Application of a Response Surface Method for the Optimization of the Hydrothermal Synthesis of Magnetic NiCo 2 O 4 Desulfurization Catalytic Powders

In this study, nickel cobaltate (NiCo 2 O 4 ) powders are employed as a catalyst in conjunction with persulfate for the development of a catalytic oxidation system to enhance fuel desulfurization. The hydrothermal synthesis conditions of NiCo 2 O 4 powders, which significantly influenced the desulfurization efficiency, were optimized using a response surface methodology with a Box–Behnken design. These conditions were ranked in the following order: calcination temperature > hydrothermal temperature > calcination time > hydrothermal time. Through the optimization process, the ideal preparation conditions were determined as follows: a hydrothermal temperature of 143 °C, hydrothermal time of 6.1 h, calcination temperature of 330 °C, and calcination time of 3.7 h.

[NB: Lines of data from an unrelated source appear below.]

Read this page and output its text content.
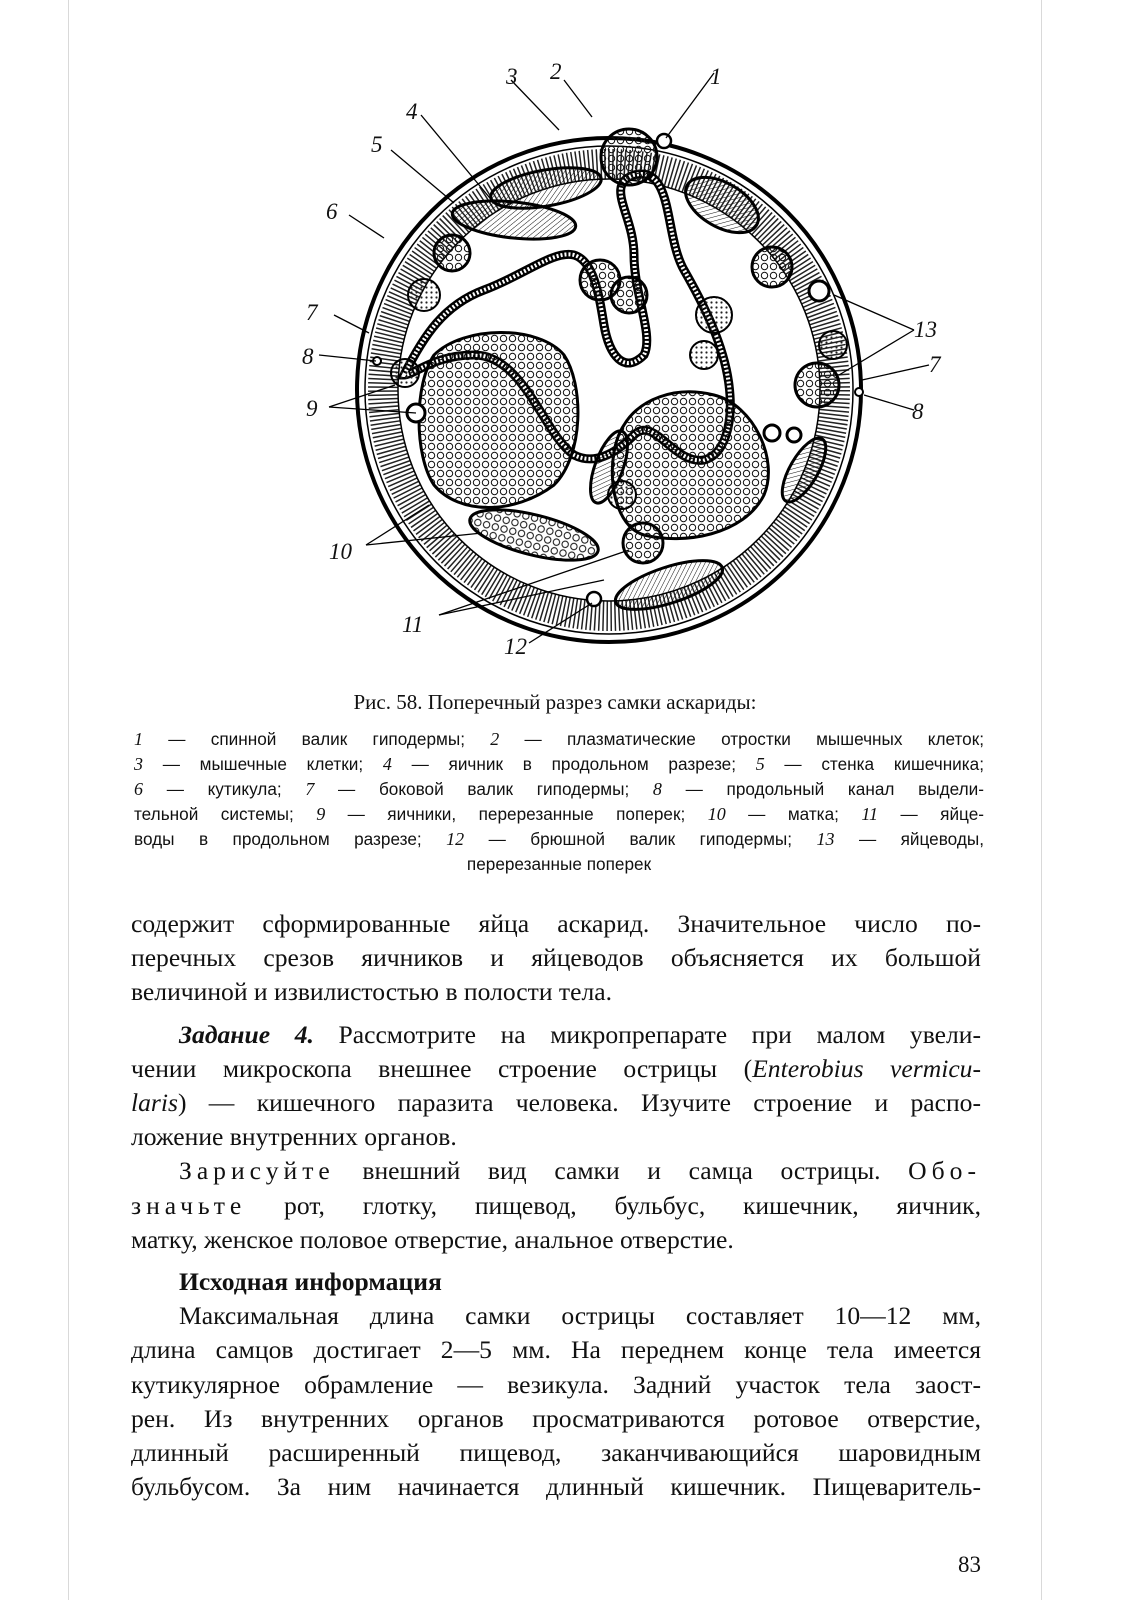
1
2
3
4
5
6
7
8
9
10
11
12
13
7
8
Рис. 58. Поперечный разрез самки аскариды:
1 — спинной валик гиподермы; 2 — плазматические отростки мышечных клеток;
3 — мышечные клетки; 4 — яичник в продольном разрезе; 5 — стенка кишечника;
6 — кутикула; 7 — боковой валик гиподермы; 8 — продольный канал выдели-
тельной системы; 9 — яичники, перерезанные поперек; 10 — матка; 11 — яйце-
воды в продольном разрезе; 12 — брюшной валик гиподермы; 13 — яйцеводы,
перерезанные поперек

содержит сформированные яйца аскарид. Значительное число по-
перечных срезов яичников и яйцеводов объясняется их большой
величиной и извилистостью в полости тела.

Задание 4. Рассмотрите на микропрепарате при малом увели-
чении микроскопа внешнее строение острицы (Enterobius vermicu-
laris) — кишечного паразита человека. Изучите строение и распо-
ложение внутренних органов.

Зарисуйте внешний вид самки и самца острицы. Обо-
значьте рот, глотку, пищевод, бульбус, кишечник, яичник,
матку, женское половое отверстие, анальное отверстие.

Исходная информация

Максимальная длина самки острицы составляет 10—12 мм,
длина самцов достигает 2—5 мм. На переднем конце тела имеется
кутикулярное обрамление — везикула. Задний участок тела заост-
рен. Из внутренних органов просматриваются ротовое отверстие,
длинный расширенный пищевод, заканчивающийся шаровидным
бульбусом. За ним начинается длинный кишечник. Пищеваритель-

83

Under these optimized conditions, the predicted desulfurization rate was approximately 85.8%. The experimental results closely matched the prediction, yielding a desulfurization rate of around 84%, with a minimal error of only 2.1%. To characterize the NiCo 2 O 4 powders prepared under the optimal conditions, XRD, SEM, and TEM analyses were conducted. The analysis revealed that the microscopic morphology of NiCo 2 O 4 exhibited a rectangular sheet structure, with an average particle size of 20 nm. Additionally, fan-shaped NiCo 2 O 4 particles were observed as a result of linear and bundle agglomerations. Thus, this work is innovative in its ability to synthesize nano-catalysts using hydrothermal synthesis in a controllable manner and establishing a correlation between the hydrothermal synthesis conditions and catalytic activity.